Treat fixed-term contracts as productive entry points: The shift from permanent to contract-based entry-level hiring reflects employer risk aversion under uncertainty, not a permanent reduction in career opportunity. Graduates who demonstrate high performance on contract engagements have historically converted to permanent status.
For Employers
Recognise the pipeline externality: Individual firms that suppress entry-level hiring collectively degrade the talent pipeline on which the broader economy depends. When no firm hires junior analysts, no firm benefits from mid-career analysts with foundational experience. The frozen labour market dynamic is self-reinforcing and economically destructive in aggregate even when rational at the individual firm level.
Invest in structured graduate development: Singapore’s tripartite framework, including Workforce Singapore’s traineeship schemes and SkillsFuture Enterprise Credits, provides direct financial support for firms that invest in graduate training. These instruments are underutilised relative to their potential.
Conclusion
The Goldman Sachs warning about shifting labour market dynamics for college graduates arrives in Singapore at a moment of genuine structural uncertainty. Singapore’s graduate employment metrics have deteriorated meaningfully since 2022, and the forces driving that deterioration — a frozen post-pandemic hiring cycle, AI-enabled productivity gains that suppress role creation, and geopolitical uncertainty that makes MNCs cautious about headcount expansion in expensive locations — are not cyclical noise. They reflect real changes in the economics of graduate employment.

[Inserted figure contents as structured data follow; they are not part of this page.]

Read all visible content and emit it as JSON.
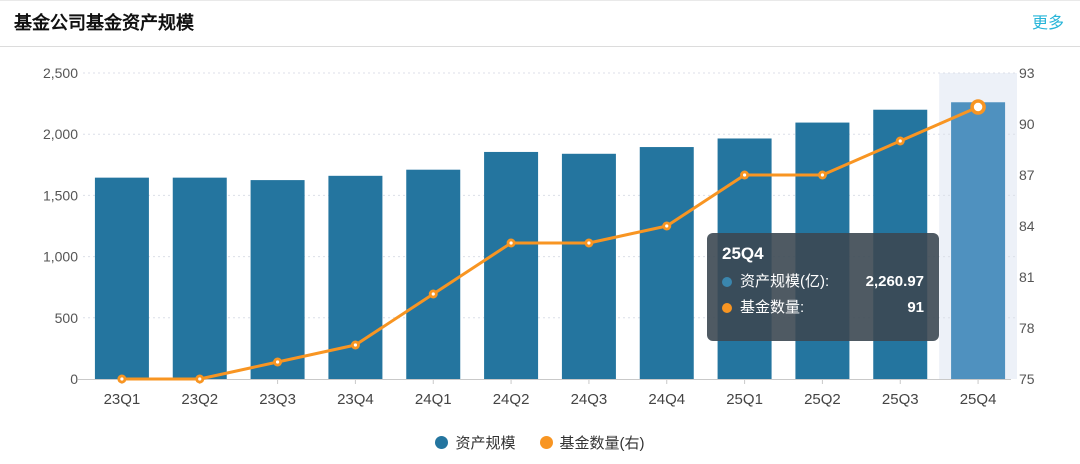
{
  "header": {
    "title": "基金公司基金资产规模",
    "more_label": "更多"
  },
  "legend": [
    {
      "label": "资产规模",
      "color": "#24759f"
    },
    {
      "label": "基金数量(右)",
      "color": "#f89522"
    }
  ],
  "tooltip": {
    "title": "25Q4",
    "rows": [
      {
        "label": "资产规模(亿):",
        "value": "2,260.97",
        "color": "#3a86ae"
      },
      {
        "label": "基金数量:",
        "value": "91",
        "color": "#f89522"
      }
    ]
  },
  "chart_data": {
    "type": "bar",
    "title": "基金公司基金资产规模",
    "categories": [
      "23Q1",
      "23Q2",
      "23Q3",
      "23Q4",
      "24Q1",
      "24Q2",
      "24Q3",
      "24Q4",
      "25Q1",
      "25Q2",
      "25Q3",
      "25Q4"
    ],
    "series": [
      {
        "name": "资产规模",
        "type": "bar",
        "axis": "left",
        "values": [
          1645,
          1645,
          1625,
          1660,
          1710,
          1855,
          1840,
          1895,
          1965,
          2095,
          2200,
          2260.97
        ]
      },
      {
        "name": "基金数量(右)",
        "type": "line",
        "axis": "right",
        "values": [
          75,
          75,
          76,
          77,
          80,
          83,
          83,
          84,
          87,
          87,
          89,
          91
        ]
      }
    ],
    "left_axis": {
      "range": [
        0,
        2500
      ],
      "ticks": [
        0,
        500,
        1000,
        1500,
        2000,
        2500
      ],
      "labels": [
        "0",
        "500",
        "1,000",
        "1,500",
        "2,000",
        "2,500"
      ]
    },
    "right_axis": {
      "range": [
        75,
        93
      ],
      "ticks": [
        75,
        78,
        81,
        84,
        87,
        90,
        93
      ],
      "labels": [
        "75",
        "78",
        "81",
        "84",
        "87",
        "90",
        "93"
      ]
    },
    "highlight_index": 11,
    "grid": "horizontal-dotted",
    "legend_position": "bottom"
  },
  "colors": {
    "bar": "#24759f",
    "bar_highlight": "#4f91bf",
    "highlight_band": "#edf1f8",
    "line": "#f89522",
    "gridline": "#dcdfe8",
    "axis_line": "#c9c9c9",
    "axis_label": "#555555",
    "x_label": "#444444",
    "more_link": "#26b4d8"
  }
}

Singapore is better positioned than most economies to navigate this transition. Its SkillsFuture infrastructure is world-class, its tripartite labour relations model provides coordination mechanisms unavailable elsewhere, and its population’s high AI adoption and relatively low AI anxiety create a cultural foundation for productive human-AI collaboration. The Smart Nation 2.0 vision provides a coherent national narrative for the transition.

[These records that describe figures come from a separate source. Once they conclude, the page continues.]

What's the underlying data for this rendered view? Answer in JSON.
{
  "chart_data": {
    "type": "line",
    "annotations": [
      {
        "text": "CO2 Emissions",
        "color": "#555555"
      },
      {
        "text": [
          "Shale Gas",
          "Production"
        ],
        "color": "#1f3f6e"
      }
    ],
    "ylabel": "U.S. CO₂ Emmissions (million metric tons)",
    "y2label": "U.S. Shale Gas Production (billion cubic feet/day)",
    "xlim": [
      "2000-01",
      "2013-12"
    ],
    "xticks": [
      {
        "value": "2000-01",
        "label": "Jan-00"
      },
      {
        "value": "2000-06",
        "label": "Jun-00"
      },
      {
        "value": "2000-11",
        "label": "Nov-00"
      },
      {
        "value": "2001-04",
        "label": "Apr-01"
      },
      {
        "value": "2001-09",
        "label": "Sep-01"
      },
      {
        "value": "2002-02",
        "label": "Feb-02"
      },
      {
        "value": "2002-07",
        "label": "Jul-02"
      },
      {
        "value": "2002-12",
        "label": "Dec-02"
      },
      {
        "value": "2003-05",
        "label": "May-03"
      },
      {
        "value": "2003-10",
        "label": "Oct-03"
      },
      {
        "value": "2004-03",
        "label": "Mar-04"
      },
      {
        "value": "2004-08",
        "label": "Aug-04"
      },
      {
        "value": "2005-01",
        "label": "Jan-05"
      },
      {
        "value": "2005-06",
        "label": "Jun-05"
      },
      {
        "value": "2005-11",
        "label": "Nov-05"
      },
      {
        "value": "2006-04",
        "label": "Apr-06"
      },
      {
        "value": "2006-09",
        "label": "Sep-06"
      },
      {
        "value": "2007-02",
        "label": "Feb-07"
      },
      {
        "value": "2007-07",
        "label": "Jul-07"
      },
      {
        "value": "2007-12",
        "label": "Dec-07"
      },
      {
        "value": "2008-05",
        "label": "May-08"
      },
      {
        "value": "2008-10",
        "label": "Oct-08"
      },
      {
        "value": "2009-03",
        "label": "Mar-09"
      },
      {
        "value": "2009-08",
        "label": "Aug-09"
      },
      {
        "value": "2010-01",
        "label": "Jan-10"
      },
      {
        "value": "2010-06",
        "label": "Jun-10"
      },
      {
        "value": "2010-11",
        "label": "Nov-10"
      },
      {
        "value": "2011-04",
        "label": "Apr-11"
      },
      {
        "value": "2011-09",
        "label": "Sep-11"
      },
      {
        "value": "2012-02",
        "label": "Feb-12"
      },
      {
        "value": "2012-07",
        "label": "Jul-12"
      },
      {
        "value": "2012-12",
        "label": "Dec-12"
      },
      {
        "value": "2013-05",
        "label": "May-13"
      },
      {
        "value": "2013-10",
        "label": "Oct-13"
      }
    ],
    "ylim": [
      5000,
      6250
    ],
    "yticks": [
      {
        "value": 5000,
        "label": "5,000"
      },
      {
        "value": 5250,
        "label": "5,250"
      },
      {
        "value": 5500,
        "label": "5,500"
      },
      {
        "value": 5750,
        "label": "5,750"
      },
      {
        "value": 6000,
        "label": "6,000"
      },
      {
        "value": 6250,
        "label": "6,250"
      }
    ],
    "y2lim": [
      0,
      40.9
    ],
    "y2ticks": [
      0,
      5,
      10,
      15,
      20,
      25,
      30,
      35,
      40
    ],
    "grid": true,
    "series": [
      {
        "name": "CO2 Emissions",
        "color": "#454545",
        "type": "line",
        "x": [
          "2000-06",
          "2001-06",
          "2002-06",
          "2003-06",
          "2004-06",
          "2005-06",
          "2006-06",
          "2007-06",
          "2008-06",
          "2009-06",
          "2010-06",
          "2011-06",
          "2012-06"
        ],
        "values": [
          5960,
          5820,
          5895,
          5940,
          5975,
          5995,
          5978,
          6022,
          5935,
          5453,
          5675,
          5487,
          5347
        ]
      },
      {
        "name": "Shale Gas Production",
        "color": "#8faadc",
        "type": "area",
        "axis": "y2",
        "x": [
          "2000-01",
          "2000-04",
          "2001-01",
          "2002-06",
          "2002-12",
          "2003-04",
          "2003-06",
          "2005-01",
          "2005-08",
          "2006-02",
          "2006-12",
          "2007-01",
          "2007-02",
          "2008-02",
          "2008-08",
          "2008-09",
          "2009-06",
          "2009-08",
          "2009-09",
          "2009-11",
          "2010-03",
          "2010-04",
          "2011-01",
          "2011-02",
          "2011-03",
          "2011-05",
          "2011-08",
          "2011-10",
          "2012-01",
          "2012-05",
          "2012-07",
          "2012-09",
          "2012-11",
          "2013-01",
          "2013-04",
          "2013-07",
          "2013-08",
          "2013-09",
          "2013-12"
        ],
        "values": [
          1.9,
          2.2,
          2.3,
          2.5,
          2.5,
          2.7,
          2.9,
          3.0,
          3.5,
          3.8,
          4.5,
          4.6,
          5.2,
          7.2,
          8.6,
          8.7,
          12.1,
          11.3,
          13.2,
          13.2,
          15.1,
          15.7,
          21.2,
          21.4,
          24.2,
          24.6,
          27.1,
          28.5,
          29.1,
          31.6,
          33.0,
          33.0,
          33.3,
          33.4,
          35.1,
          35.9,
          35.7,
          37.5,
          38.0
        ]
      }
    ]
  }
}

But these strengths are not unconditional. They address the supply side of the graduate employment challenge — producing adaptable, well-trained workers — more robustly than the demand side — ensuring that sufficient entry-level PMET roles exist for those workers to enter. If the frozen labour market dynamic persists, or if AI-enabled productivity gains compress the aggregate demand for entry-level knowledge work faster than new role categories emerge, Singapore’s educational investment will produce graduates who are well-trained for a labour market that no longer exists in the form they were trained for.

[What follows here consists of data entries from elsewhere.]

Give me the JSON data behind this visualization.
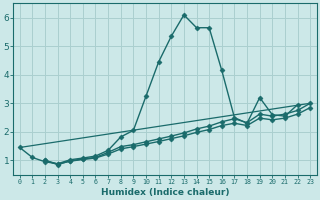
{
  "xlabel": "Humidex (Indice chaleur)",
  "ylabel": "",
  "background_color": "#cce8e8",
  "grid_color": "#aacfcf",
  "line_color": "#1a6b6b",
  "xlim": [
    -0.5,
    23.5
  ],
  "ylim": [
    0.5,
    6.5
  ],
  "x_ticks": [
    0,
    1,
    2,
    3,
    4,
    5,
    6,
    7,
    8,
    9,
    10,
    11,
    12,
    13,
    14,
    15,
    16,
    17,
    18,
    19,
    20,
    21,
    22,
    23
  ],
  "y_ticks": [
    1,
    2,
    3,
    4,
    5,
    6
  ],
  "lines": [
    {
      "x": [
        0,
        1,
        2,
        3,
        4,
        5,
        6,
        7,
        8,
        9,
        10,
        11,
        12,
        13,
        14,
        15,
        16,
        17,
        18,
        19,
        20,
        21,
        22
      ],
      "y": [
        1.45,
        1.1,
        0.95,
        0.88,
        1.02,
        1.08,
        1.15,
        1.35,
        1.82,
        2.05,
        3.25,
        4.45,
        5.35,
        6.1,
        5.65,
        5.65,
        4.15,
        2.5,
        2.3,
        3.2,
        2.6,
        2.55,
        2.95
      ],
      "marker": "D",
      "markersize": 2.5,
      "lw": 1.0
    },
    {
      "x": [
        2,
        3,
        4,
        5,
        6,
        7,
        8,
        9,
        10,
        11,
        12,
        13,
        14,
        15,
        16,
        17,
        18,
        19,
        20,
        21,
        22,
        23
      ],
      "y": [
        1.0,
        0.85,
        0.98,
        1.05,
        1.1,
        1.28,
        1.48,
        1.55,
        1.65,
        1.75,
        1.85,
        1.96,
        2.1,
        2.2,
        2.35,
        2.46,
        2.32,
        2.62,
        2.55,
        2.62,
        2.75,
        3.0
      ],
      "marker": "D",
      "markersize": 2.5,
      "lw": 1.0
    },
    {
      "x": [
        2,
        3,
        4,
        5,
        6,
        7,
        8,
        9,
        10,
        11,
        12,
        13,
        14,
        15,
        16,
        17,
        18,
        19,
        20,
        21,
        22,
        23
      ],
      "y": [
        1.0,
        0.87,
        0.97,
        1.03,
        1.08,
        1.22,
        1.4,
        1.48,
        1.57,
        1.66,
        1.76,
        1.86,
        1.98,
        2.08,
        2.22,
        2.3,
        2.22,
        2.48,
        2.42,
        2.48,
        2.62,
        2.85
      ],
      "marker": "D",
      "markersize": 2.5,
      "lw": 1.0
    },
    {
      "x": [
        0,
        23
      ],
      "y": [
        1.45,
        3.0
      ],
      "marker": null,
      "markersize": 0,
      "lw": 0.9
    }
  ]
}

The historical record suggests that Singapore has navigated structural labour market transformations before — from entrepot trade to manufacturing to finance to the knowledge economy — and done so with less economic disruption than peers. There is reasonable ground for optimism. But the window for policy intervention is narrowing, and the consequences of misdiagnosis — of treating a structural challenge as a cyclical correction — will be felt most acutely by the cohort of graduates entering the labour market in the next three to five years.
Sources and Data
Goldman Sachs Economics Research, Jessica Rindels (February 2026); Ministry of Manpower Singapore, Labour Market Advance Releases Q1–Q4 2025; SkillsFuture Singapore, Private Education Institution Graduate Employment Survey 2023/2024; Joint Autonomous Universities Graduate Employment Survey (JAUGES) 2024; World Economic Forum, Future of Jobs Report 2025; ManpowerGroup Employment Outlook Survey Q1 2026; Reeracoen Singapore Salary Guide 2026; FYT Consultants Labour Market Analysis (September 2025); Civil Service College Singapore, AI & Technology Report; Bureau of Labor Statistics (US), December 2025.